Breaking the power barrier for deep-space transit with lithium-metal plasma acceleration.
NASA’s Jet Propulsion Laboratory (JPL) has reported a successful high-energy test of a propulsion system that could revolutionize human travel to Mars. An experimental **lithium-fed magnetoplasmadynamic (MPD) thruster** reached a record 120 kilowatts of power—over 25 times the power of the Hall-effect thrusters currently used on the Psyche mission spacecraft.
The MPD thruster works by creating an intense arc between a central cathode and an outer anode. Lithium metal is injected as a vapor into this arc, where it is ionized and then accelerated by the self-generated magnetic field. During the 120kW test, the thruster's tungsten electrode reached temperatures exceeding 5,000°F (2,800°C), producing a brilliant white-hot plasma plume with extreme exhaust velocities.
Unlike traditional chemical rockets, which rely on the energy released from burning fuel, electric thrusters use electrical energy to accelerate propellant to much higher speeds. This results in much higher specific impulse, allowing a spacecraft to reach higher speeds using a fraction of the propellant mass.

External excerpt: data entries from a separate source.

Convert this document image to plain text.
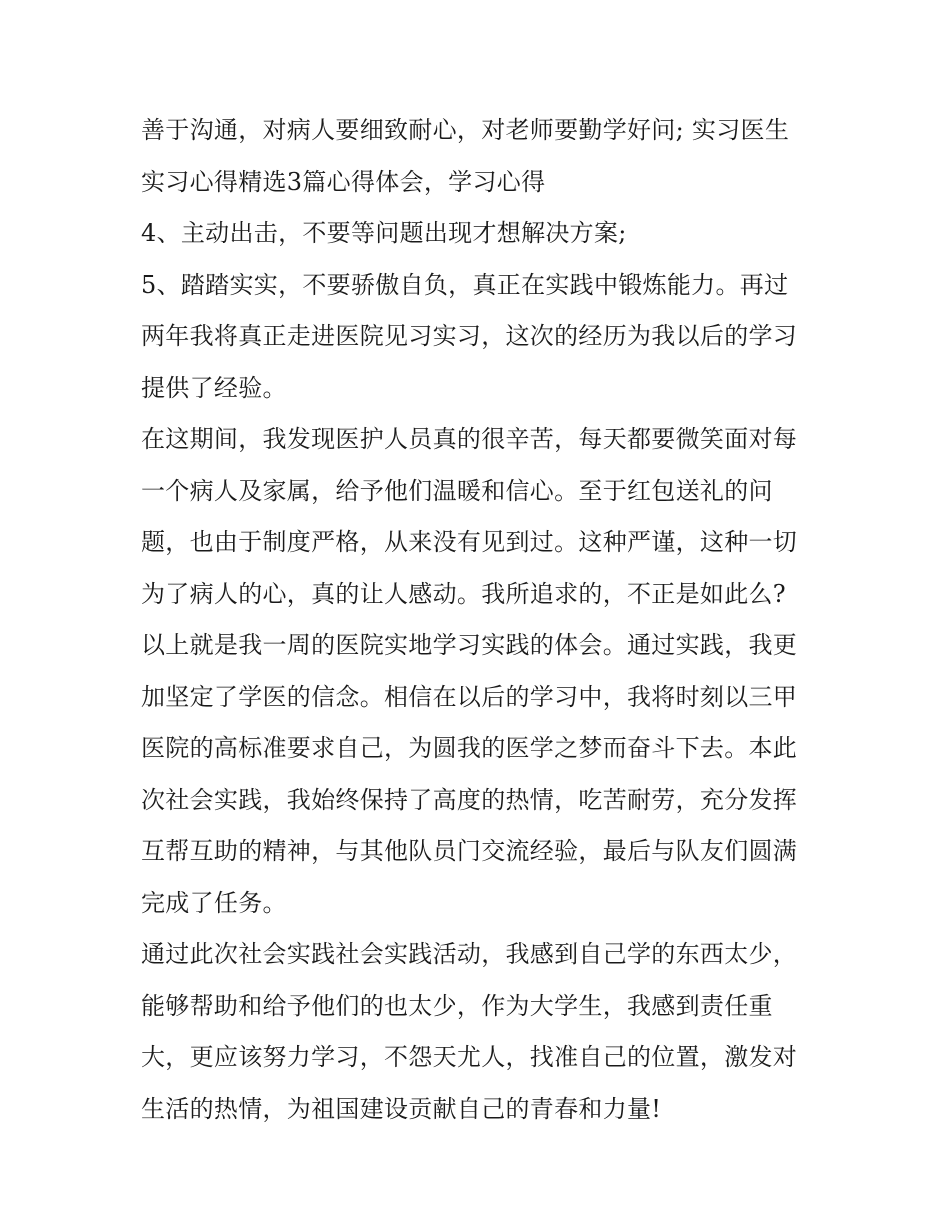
善于沟通，对病人要细致耐心，对老师要勤学好问; 实习医生
实习心得精选3篇心得体会，学习心得
4、主动出击，不要等问题出现才想解决方案;
5、踏踏实实，不要骄傲自负，真正在实践中锻炼能力。再过
两年我将真正走进医院见习实习，这次的经历为我以后的学习
提供了经验。
在这期间，我发现医护人员真的很辛苦，每天都要微笑面对每
一个病人及家属，给予他们温暖和信心。至于红包送礼的问
题，也由于制度严格，从来没有见到过。这种严谨，这种一切
为了病人的心，真的让人感动。我所追求的，不正是如此么?
以上就是我一周的医院实地学习实践的体会。通过实践，我更
加坚定了学医的信念。相信在以后的学习中，我将时刻以三甲
医院的高标准要求自己，为圆我的医学之梦而奋斗下去。本此
次社会实践，我始终保持了高度的热情，吃苦耐劳，充分发挥
互帮互助的精神，与其他队员门交流经验，最后与队友们圆满
完成了任务。
通过此次社会实践社会实践活动，我感到自己学的东西太少，
能够帮助和给予他们的也太少，作为大学生，我感到责任重
大，更应该努力学习，不怨天尤人，找准自己的位置，激发对
生活的热情，为祖国建设贡献自己的青春和力量!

The 120kW milestone is a critical step toward Nuclear Electric Propulsion (NEP). While 120kW is impressive for current standards, NASA’s long-term roadmap requires thrusters in the 2–4 megawatt range to reduce the transit time to Mars from nine months to just four. High-power lithium thrusters offer a viable scaling path to this range because lithium’s high ionization potential and low mass make it the most efficient propellant for high-current arcs.
The primary hurdle for MPD thrusters has always been electrode erosion. High-current arcs typically melt the cathode over long durations. However, JPL researchers utilized a "self-healing" liquid-lithium feed system that continuously replenishes the cathode surface. This innovation suggests that the thruster could operate for the 10,000+ hours required for a round-trip Mars mission without catastrophic failure.